Este é o estado em que nos encontramos hoje depois da queda, isto é, em um universo material. E nos identificamos tão profundamente com ele, que supomos ser esta sua outra parte corrompida todo o verdadeiro universo. 

Há, portanto, dois universos: 

o verdadeiro, de natureza espiritual, perfeito, e uma contrafação sua, imperfeita, o material, em evolução para a perfeição. 

O primeiro é o absoluto, imóvel; o segundo é o relativo, a caminho. Este tanto ascenderá que, no final dos tempos, se sobreporá ao primeiro e com ele coincidirá. 

Os dois universos existem para se fundirem porque são um só que se despedaçou com o desmoronamento e que agora volta à união. O Uno, fragmentado no multíplice, se reconstitui pelo princípio das unidades coletivas, refazendo-se com todos os fragmentos do multíplice no Uno. 

Este processo é possível porque os fragmentos permanecem intimamente ligados por um fio que é a imanência de Deus. O segundo universo, o material corrompido, não ficou só, não foi abandonado por Deus transcendente, que continua a considerá-lo o Seu universo, e a trabalhar, no seu íntimo para restabelecê-lo. O quadro é completo, o Sistema é perfeito.
 

Somente com este quadro completo, colocado diante de nossa mente, é que podemos compreender tantos os fatos, de outra forma inexplicáveis.
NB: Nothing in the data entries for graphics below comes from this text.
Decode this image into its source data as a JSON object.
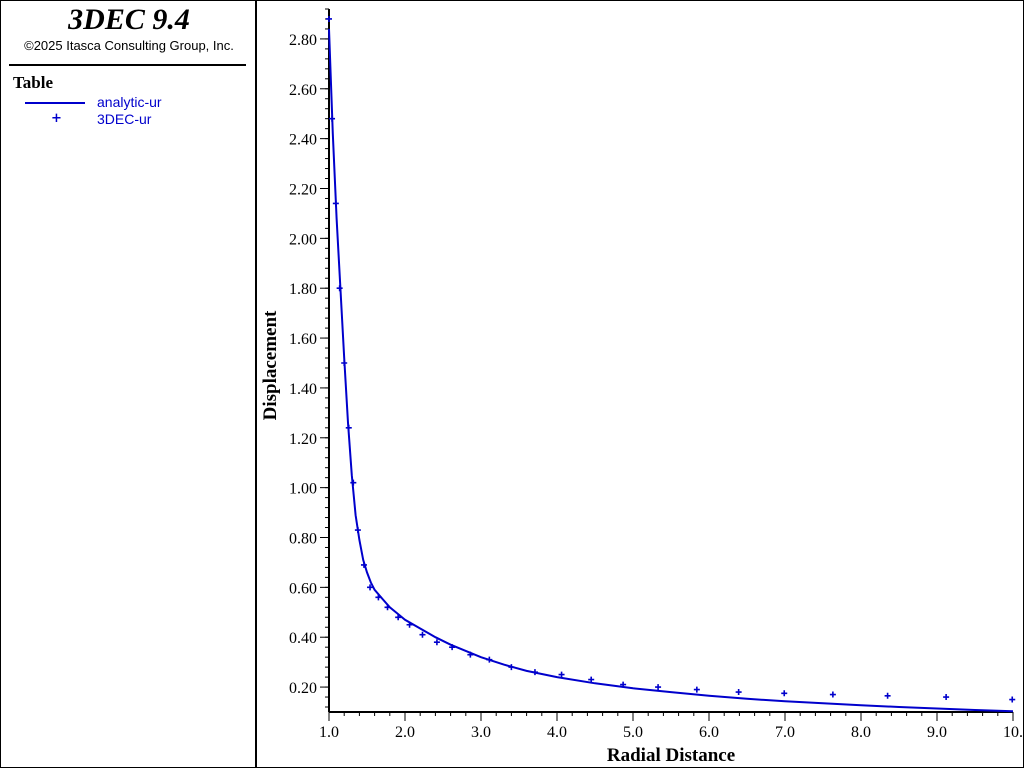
{
  "header": {
    "app_title": "3DEC 9.4",
    "copyright": "©2025 Itasca Consulting Group, Inc."
  },
  "legend": {
    "title": "Table",
    "items": [
      {
        "label": "analytic-ur",
        "marker": "line",
        "color": "#0000cc"
      },
      {
        "label": "3DEC-ur",
        "marker": "plus",
        "color": "#0000cc"
      }
    ]
  },
  "chart_data": {
    "type": "line",
    "xlabel": "Radial Distance",
    "ylabel": "Displacement",
    "xlim": [
      1.0,
      10.0
    ],
    "ylim": [
      0.1,
      2.92
    ],
    "x_ticks": [
      "1.0",
      "2.0",
      "3.0",
      "4.0",
      "5.0",
      "6.0",
      "7.0",
      "8.0",
      "9.0",
      "10."
    ],
    "y_ticks": [
      "0.20",
      "0.40",
      "0.60",
      "0.80",
      "1.00",
      "1.20",
      "1.40",
      "1.60",
      "1.80",
      "2.00",
      "2.20",
      "2.40",
      "2.60",
      "2.80"
    ],
    "grid": false,
    "legend_position": "left-panel",
    "series": [
      {
        "name": "analytic-ur",
        "style": "line",
        "color": "#0000cc",
        "x": [
          1.0,
          1.05,
          1.1,
          1.15,
          1.2,
          1.25,
          1.3,
          1.35,
          1.4,
          1.45,
          1.5,
          1.55,
          1.6,
          1.7,
          1.8,
          1.9,
          2.0,
          2.2,
          2.4,
          2.6,
          2.8,
          3.0,
          3.3,
          3.6,
          4.0,
          4.5,
          5.0,
          5.5,
          6.0,
          6.5,
          7.0,
          7.5,
          8.0,
          8.5,
          9.0,
          9.5,
          10.0
        ],
        "y": [
          2.84,
          2.42,
          2.08,
          1.8,
          1.52,
          1.26,
          1.05,
          0.89,
          0.79,
          0.71,
          0.66,
          0.62,
          0.59,
          0.555,
          0.52,
          0.495,
          0.47,
          0.435,
          0.4,
          0.37,
          0.345,
          0.32,
          0.29,
          0.265,
          0.24,
          0.215,
          0.195,
          0.18,
          0.165,
          0.153,
          0.143,
          0.135,
          0.127,
          0.12,
          0.114,
          0.108,
          0.103
        ]
      },
      {
        "name": "3DEC-ur",
        "style": "marker",
        "color": "#0000cc",
        "x": [
          1.0,
          1.04,
          1.09,
          1.14,
          1.2,
          1.26,
          1.32,
          1.38,
          1.46,
          1.54,
          1.65,
          1.77,
          1.91,
          2.06,
          2.23,
          2.42,
          2.62,
          2.86,
          3.11,
          3.4,
          3.71,
          4.06,
          4.45,
          4.87,
          5.33,
          5.84,
          6.39,
          6.99,
          7.63,
          8.35,
          9.12,
          9.99
        ],
        "y": [
          2.88,
          2.48,
          2.14,
          1.8,
          1.5,
          1.24,
          1.02,
          0.83,
          0.69,
          0.6,
          0.56,
          0.52,
          0.48,
          0.45,
          0.41,
          0.38,
          0.36,
          0.33,
          0.31,
          0.28,
          0.26,
          0.25,
          0.23,
          0.21,
          0.2,
          0.19,
          0.18,
          0.175,
          0.17,
          0.165,
          0.16,
          0.15
        ]
      }
    ]
  }
}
Essa é indiscutivelmente a estrutura atual do universo em que vivemos, são essas as razões que logicamente nos confirmam a gênese desse estado de fato. 
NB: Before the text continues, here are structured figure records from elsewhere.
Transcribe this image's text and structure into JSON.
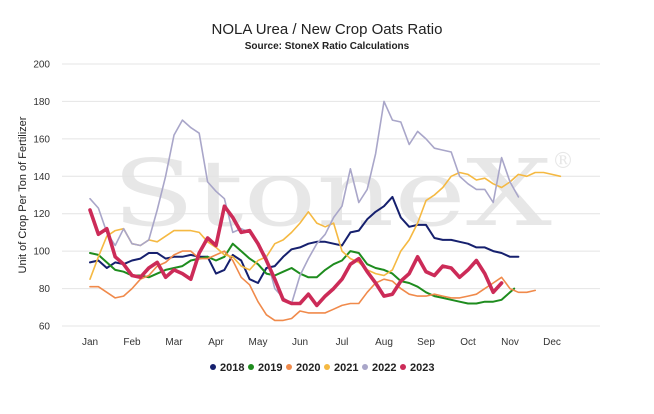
{
  "chart_data": {
    "type": "line",
    "title": "NOLA Urea / New Crop Oats Ratio",
    "subtitle": "Source: StoneX Ratio Calculations",
    "watermark": "StoneX",
    "watermark_mark": "®",
    "ylabel": "Unit of Crop Per Ton of Fertilizer",
    "xlabel": "",
    "ylim": [
      60,
      200
    ],
    "yticks": [
      60,
      80,
      100,
      120,
      140,
      160,
      180,
      200
    ],
    "months": [
      "Jan",
      "Feb",
      "Mar",
      "Apr",
      "May",
      "Jun",
      "Jul",
      "Aug",
      "Sep",
      "Oct",
      "Nov",
      "Dec"
    ],
    "grid": true,
    "legend_position": "bottom",
    "series": [
      {
        "name": "2018",
        "color": "#16206e",
        "width": 2,
        "values": [
          [
            0.0,
            94
          ],
          [
            0.2,
            95
          ],
          [
            0.4,
            91
          ],
          [
            0.6,
            94
          ],
          [
            0.8,
            93
          ],
          [
            1.0,
            95
          ],
          [
            1.2,
            96
          ],
          [
            1.4,
            99
          ],
          [
            1.6,
            99
          ],
          [
            1.8,
            96
          ],
          [
            2.0,
            97
          ],
          [
            2.2,
            97
          ],
          [
            2.4,
            98
          ],
          [
            2.6,
            97
          ],
          [
            2.8,
            97
          ],
          [
            3.0,
            88
          ],
          [
            3.2,
            90
          ],
          [
            3.4,
            98
          ],
          [
            3.6,
            95
          ],
          [
            3.8,
            85
          ],
          [
            4.0,
            83
          ],
          [
            4.2,
            91
          ],
          [
            4.4,
            92
          ],
          [
            4.6,
            97
          ],
          [
            4.8,
            101
          ],
          [
            5.0,
            102
          ],
          [
            5.2,
            104
          ],
          [
            5.4,
            105
          ],
          [
            5.6,
            105
          ],
          [
            5.8,
            104
          ],
          [
            6.0,
            103
          ],
          [
            6.2,
            110
          ],
          [
            6.4,
            111
          ],
          [
            6.6,
            117
          ],
          [
            6.8,
            121
          ],
          [
            7.0,
            124
          ],
          [
            7.2,
            129
          ],
          [
            7.4,
            118
          ],
          [
            7.6,
            113
          ],
          [
            7.8,
            114
          ],
          [
            8.0,
            114
          ],
          [
            8.2,
            107
          ],
          [
            8.4,
            106
          ],
          [
            8.6,
            106
          ],
          [
            8.8,
            105
          ],
          [
            9.0,
            104
          ],
          [
            9.2,
            102
          ],
          [
            9.4,
            102
          ],
          [
            9.6,
            100
          ],
          [
            9.8,
            99
          ],
          [
            10.0,
            97
          ],
          [
            10.2,
            97
          ]
        ]
      },
      {
        "name": "2019",
        "color": "#1e8c1e",
        "width": 2,
        "values": [
          [
            0.0,
            99
          ],
          [
            0.2,
            98
          ],
          [
            0.4,
            94
          ],
          [
            0.6,
            90
          ],
          [
            0.8,
            89
          ],
          [
            1.0,
            87
          ],
          [
            1.2,
            87
          ],
          [
            1.4,
            86
          ],
          [
            1.6,
            88
          ],
          [
            1.8,
            90
          ],
          [
            2.0,
            91
          ],
          [
            2.2,
            92
          ],
          [
            2.4,
            95
          ],
          [
            2.6,
            96
          ],
          [
            2.8,
            97
          ],
          [
            3.0,
            95
          ],
          [
            3.2,
            97
          ],
          [
            3.4,
            104
          ],
          [
            3.6,
            100
          ],
          [
            3.8,
            96
          ],
          [
            4.0,
            93
          ],
          [
            4.2,
            88
          ],
          [
            4.4,
            87
          ],
          [
            4.6,
            89
          ],
          [
            4.8,
            91
          ],
          [
            5.0,
            88
          ],
          [
            5.2,
            86
          ],
          [
            5.4,
            86
          ],
          [
            5.6,
            90
          ],
          [
            5.8,
            93
          ],
          [
            6.0,
            95
          ],
          [
            6.2,
            100
          ],
          [
            6.4,
            99
          ],
          [
            6.6,
            93
          ],
          [
            6.8,
            91
          ],
          [
            7.0,
            90
          ],
          [
            7.2,
            88
          ],
          [
            7.4,
            84
          ],
          [
            7.6,
            83
          ],
          [
            7.8,
            81
          ],
          [
            8.0,
            78
          ],
          [
            8.2,
            76
          ],
          [
            8.4,
            75
          ],
          [
            8.6,
            74
          ],
          [
            8.8,
            73
          ],
          [
            9.0,
            72
          ],
          [
            9.2,
            72
          ],
          [
            9.4,
            73
          ],
          [
            9.6,
            73
          ],
          [
            9.8,
            74
          ],
          [
            10.0,
            78
          ],
          [
            10.1,
            80
          ]
        ]
      },
      {
        "name": "2020",
        "color": "#f08a4b",
        "width": 1.6,
        "values": [
          [
            0.0,
            81
          ],
          [
            0.2,
            81
          ],
          [
            0.4,
            78
          ],
          [
            0.6,
            75
          ],
          [
            0.8,
            76
          ],
          [
            1.0,
            80
          ],
          [
            1.2,
            85
          ],
          [
            1.4,
            87
          ],
          [
            1.6,
            92
          ],
          [
            1.8,
            94
          ],
          [
            2.0,
            98
          ],
          [
            2.2,
            100
          ],
          [
            2.4,
            100
          ],
          [
            2.6,
            96
          ],
          [
            2.8,
            96
          ],
          [
            3.0,
            98
          ],
          [
            3.2,
            100
          ],
          [
            3.4,
            95
          ],
          [
            3.6,
            86
          ],
          [
            3.8,
            82
          ],
          [
            4.0,
            73
          ],
          [
            4.2,
            66
          ],
          [
            4.4,
            63
          ],
          [
            4.6,
            63
          ],
          [
            4.8,
            64
          ],
          [
            5.0,
            68
          ],
          [
            5.2,
            67
          ],
          [
            5.4,
            67
          ],
          [
            5.6,
            67
          ],
          [
            5.8,
            69
          ],
          [
            6.0,
            71
          ],
          [
            6.2,
            72
          ],
          [
            6.4,
            72
          ],
          [
            6.6,
            78
          ],
          [
            6.8,
            83
          ],
          [
            7.0,
            85
          ],
          [
            7.2,
            84
          ],
          [
            7.4,
            80
          ],
          [
            7.6,
            77
          ],
          [
            7.8,
            76
          ],
          [
            8.0,
            76
          ],
          [
            8.2,
            77
          ],
          [
            8.4,
            76
          ],
          [
            8.6,
            75
          ],
          [
            8.8,
            75
          ],
          [
            9.0,
            76
          ],
          [
            9.2,
            77
          ],
          [
            9.4,
            80
          ],
          [
            9.6,
            83
          ],
          [
            9.8,
            86
          ],
          [
            10.0,
            80
          ],
          [
            10.2,
            78
          ],
          [
            10.4,
            78
          ],
          [
            10.6,
            79
          ]
        ]
      },
      {
        "name": "2021",
        "color": "#f5b942",
        "width": 1.6,
        "values": [
          [
            0.0,
            85
          ],
          [
            0.2,
            97
          ],
          [
            0.4,
            108
          ],
          [
            0.6,
            111
          ],
          [
            0.8,
            112
          ],
          [
            1.0,
            104
          ],
          [
            1.2,
            103
          ],
          [
            1.4,
            106
          ],
          [
            1.6,
            105
          ],
          [
            1.8,
            108
          ],
          [
            2.0,
            111
          ],
          [
            2.2,
            111
          ],
          [
            2.4,
            111
          ],
          [
            2.6,
            110
          ],
          [
            2.8,
            105
          ],
          [
            3.0,
            102
          ],
          [
            3.2,
            98
          ],
          [
            3.4,
            97
          ],
          [
            3.6,
            92
          ],
          [
            3.8,
            90
          ],
          [
            4.0,
            95
          ],
          [
            4.2,
            97
          ],
          [
            4.4,
            104
          ],
          [
            4.6,
            106
          ],
          [
            4.8,
            110
          ],
          [
            5.0,
            115
          ],
          [
            5.2,
            121
          ],
          [
            5.4,
            115
          ],
          [
            5.6,
            113
          ],
          [
            5.8,
            115
          ],
          [
            6.0,
            100
          ],
          [
            6.2,
            96
          ],
          [
            6.4,
            94
          ],
          [
            6.6,
            90
          ],
          [
            6.8,
            88
          ],
          [
            7.0,
            87
          ],
          [
            7.2,
            90
          ],
          [
            7.4,
            100
          ],
          [
            7.6,
            106
          ],
          [
            7.8,
            115
          ],
          [
            8.0,
            127
          ],
          [
            8.2,
            130
          ],
          [
            8.4,
            134
          ],
          [
            8.6,
            140
          ],
          [
            8.8,
            142
          ],
          [
            9.0,
            141
          ],
          [
            9.2,
            138
          ],
          [
            9.4,
            139
          ],
          [
            9.6,
            136
          ],
          [
            9.8,
            134
          ],
          [
            10.0,
            137
          ],
          [
            10.2,
            141
          ],
          [
            10.4,
            140
          ],
          [
            10.6,
            142
          ],
          [
            10.8,
            142
          ],
          [
            11.0,
            141
          ],
          [
            11.2,
            140
          ]
        ]
      },
      {
        "name": "2022",
        "color": "#a9a6c9",
        "width": 1.6,
        "values": [
          [
            0.0,
            128
          ],
          [
            0.2,
            123
          ],
          [
            0.4,
            110
          ],
          [
            0.6,
            103
          ],
          [
            0.8,
            112
          ],
          [
            1.0,
            104
          ],
          [
            1.2,
            103
          ],
          [
            1.4,
            106
          ],
          [
            1.6,
            122
          ],
          [
            1.8,
            140
          ],
          [
            2.0,
            162
          ],
          [
            2.2,
            170
          ],
          [
            2.4,
            166
          ],
          [
            2.6,
            163
          ],
          [
            2.8,
            137
          ],
          [
            3.0,
            132
          ],
          [
            3.2,
            128
          ],
          [
            3.4,
            110
          ],
          [
            3.6,
            112
          ],
          [
            3.8,
            110
          ],
          [
            4.0,
            103
          ],
          [
            4.2,
            97
          ],
          [
            4.4,
            80
          ],
          [
            4.6,
            75
          ],
          [
            4.8,
            72
          ],
          [
            5.0,
            87
          ],
          [
            5.2,
            96
          ],
          [
            5.4,
            104
          ],
          [
            5.6,
            109
          ],
          [
            5.8,
            118
          ],
          [
            6.0,
            124
          ],
          [
            6.2,
            144
          ],
          [
            6.4,
            126
          ],
          [
            6.6,
            133
          ],
          [
            6.8,
            152
          ],
          [
            7.0,
            180
          ],
          [
            7.2,
            170
          ],
          [
            7.4,
            169
          ],
          [
            7.6,
            157
          ],
          [
            7.8,
            164
          ],
          [
            8.0,
            160
          ],
          [
            8.2,
            155
          ],
          [
            8.4,
            154
          ],
          [
            8.6,
            153
          ],
          [
            8.8,
            140
          ],
          [
            9.0,
            136
          ],
          [
            9.2,
            133
          ],
          [
            9.4,
            133
          ],
          [
            9.6,
            126
          ],
          [
            9.8,
            150
          ],
          [
            10.0,
            137
          ],
          [
            10.2,
            129
          ]
        ]
      },
      {
        "name": "2023",
        "color": "#cc2b58",
        "width": 3.6,
        "values": [
          [
            0.0,
            122
          ],
          [
            0.2,
            109
          ],
          [
            0.4,
            112
          ],
          [
            0.6,
            97
          ],
          [
            0.8,
            93
          ],
          [
            1.0,
            87
          ],
          [
            1.2,
            86
          ],
          [
            1.4,
            91
          ],
          [
            1.6,
            94
          ],
          [
            1.8,
            86
          ],
          [
            2.0,
            90
          ],
          [
            2.2,
            88
          ],
          [
            2.4,
            85
          ],
          [
            2.6,
            99
          ],
          [
            2.8,
            107
          ],
          [
            3.0,
            103
          ],
          [
            3.2,
            124
          ],
          [
            3.4,
            118
          ],
          [
            3.6,
            110
          ],
          [
            3.8,
            111
          ],
          [
            4.0,
            104
          ],
          [
            4.2,
            95
          ],
          [
            4.4,
            85
          ],
          [
            4.6,
            74
          ],
          [
            4.8,
            72
          ],
          [
            5.0,
            72
          ],
          [
            5.2,
            77
          ],
          [
            5.4,
            71
          ],
          [
            5.6,
            76
          ],
          [
            5.8,
            80
          ],
          [
            6.0,
            85
          ],
          [
            6.2,
            93
          ],
          [
            6.4,
            96
          ],
          [
            6.6,
            89
          ],
          [
            6.8,
            83
          ],
          [
            7.0,
            76
          ],
          [
            7.2,
            77
          ],
          [
            7.4,
            84
          ],
          [
            7.6,
            88
          ],
          [
            7.8,
            97
          ],
          [
            8.0,
            89
          ],
          [
            8.2,
            87
          ],
          [
            8.4,
            92
          ],
          [
            8.6,
            91
          ],
          [
            8.8,
            86
          ],
          [
            9.0,
            90
          ],
          [
            9.2,
            95
          ],
          [
            9.4,
            88
          ],
          [
            9.6,
            78
          ],
          [
            9.8,
            83
          ]
        ]
      }
    ]
  }
}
O dualismo universal é a primeira consequência tangível que assim verificamos generalizada e cuja origem não se pode explicar, a não ser com os conceitos acima expostos. 

Desde a cisão máxima - Deus e Satanás, ordem e caos, Amor e ódio, bem e mal, alegria e dor - até às mínimas coisas, cada unidade resulta composta de duas metades inversas e complementares. Já o havíamos afirmado, mas só agora podemos explicar a sua razão e sua origem. 

É um fato que não se pode ter unidade senão reunindo os dois contrários que a constituem, isto justamente porque, pelo princípio dos esquemas de tipo único, o motivo fundamental da cisão se repete do caso máximo ao menor caso, de modo que o motivo da queda retorna em tudo o que existe. Desta forma, o princípio fundamental do universo pode se observar em qualquer parte, onde quer que olhemos. 

E o fato de cada unidade só poder se constituir em todos os casos pela união de dois opostos, indica-nos exatamente que a unidade do universo, atualmente cindido em matéria e espírito, isto é, o Uno não nos poderá ser dado a não ser pela união desses dois polos apostos seus.
 

Também o fato da ação humana assumir sempre a forma de luta, que está presente em toda parte, tanto que parece ser este o único modo de afirmação, depende do conflito entre os dois princípios contrários do universo. 

Assim, a percepção não é possível sem o contraste entre dois contrários. Tudo que é pacífico, é estático, como coisa morta. 

E a gênese é luta e esta é criativa, por que é exatamente no contraste que os dois universos devem chegar a se fundir, retornando ao Uno, centro genético.
 

Sem dúvida, é de grande ajuda para a compreensão do Sistema do universo essa sua estrutura de repetição de esquemas, de modo que podemos reconstruir o máximo a partir dos menores, feitos à sua imagem e semelhança e que temos sob nossos olhos. 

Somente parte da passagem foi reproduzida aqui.